Noting that, Liza scanned farther along in the puzzle.
“Fifth subgrid, sixth space, we have a two—that’s an
N
, right?”
Michael nodded. “Which so far gives us M-Y-F-O-N—and more a jumbled collection of letters than a message.”
Liza felt her own niggle of doubt but doggedly went on. “Sixth subgrid, third space, two. Wait a minute, I remember this one—
E
.”
“That’s right.” Michael sounded a bit smug. “Doesn’t seem to be getting any clearer, does it?”
Liza’s only response was to move on in the puzzle. “Seventh subgrid—the lower left-hand corner. There’s a three in the fifth space.”
“The middle square.” Michael looked at the keypad. “That’s an
L
.”
“Eighth subgrid, another three in the sixth space.”
“Which gets us an
O
,” Michael said.
“And finally, another three in the middle space in the last subgrid, which is an
L
,” Liza finished.
Michael snatched the paper. “Which gives us—M-Y-F-O-N-E-L-O-L. Looks pretty much random to me.”
Liza frowned, took the paper back, and said, “Not necessarily.” After making two slashes with her pen, she handed the puzzle to Michael again.
“MY/FONE/LOL,” he read. “So you’re saying Ritz couldn’t spell?”
“I’m saying that people who text simplify their messages—otherwise their thumbs would fall off. ‘L-O-L’ is texting shorthand for ‘laugh out loud.’ And ‘F-O-N-E’ is quicker to type than ‘P-H-O-N-E.’ Ritz did have a picture of Sam Pang’s ‘nice face’ on her phone. The fact that the ‘LOL’ she added at the end invalidates the puzzle just sort of rubs it in.”

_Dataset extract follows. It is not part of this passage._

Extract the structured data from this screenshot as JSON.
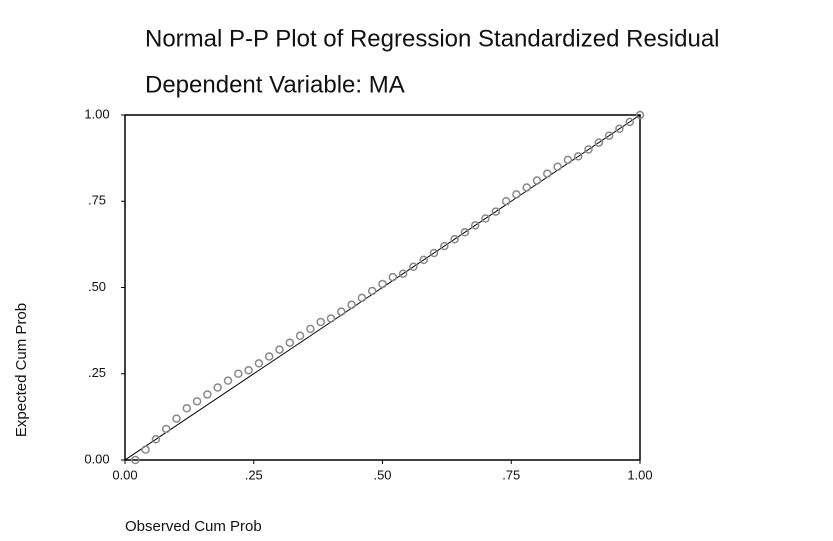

“A brilliant theory, ably argued,” Michael told her. “But I’m still not convinced.”
“On to Lolly’s messages.” Liza got that sheet and began. “First subgrid, eighth space, there’s a two.”
“Which turns out to be a
U
.”
“We move to the subgrid next door, seventh space, a three.”
“That’s an
R
.”
“And up and over in the same grid is a two in the sixth space—that’s an
N
.” Liza marked it down.
“Giving us U-R-N. So either it’s a big pot, or Lolly has to earn, as in make money, to pay blackmail.” Michael tried to keep his voice light, but Liza could see he was beginning to get tired of this. She hurried on. “Third subgrid, second space with a one—that’s an
A
, right?”
“Yup,” Michael said.
“And then right below it is a three in the fifth space.”
“Which is an
L
.” He craned his neck to check the letters that Liza had written down. “Aha! Maybe Ritz misspelled ‘urinal.’ ”
Liza didn’t rise to the bait, choosing to go on. “We skip the next two subgrids, apparently because it would put conflicting clues on the same line. The sixth grid has a three in the fourth space.”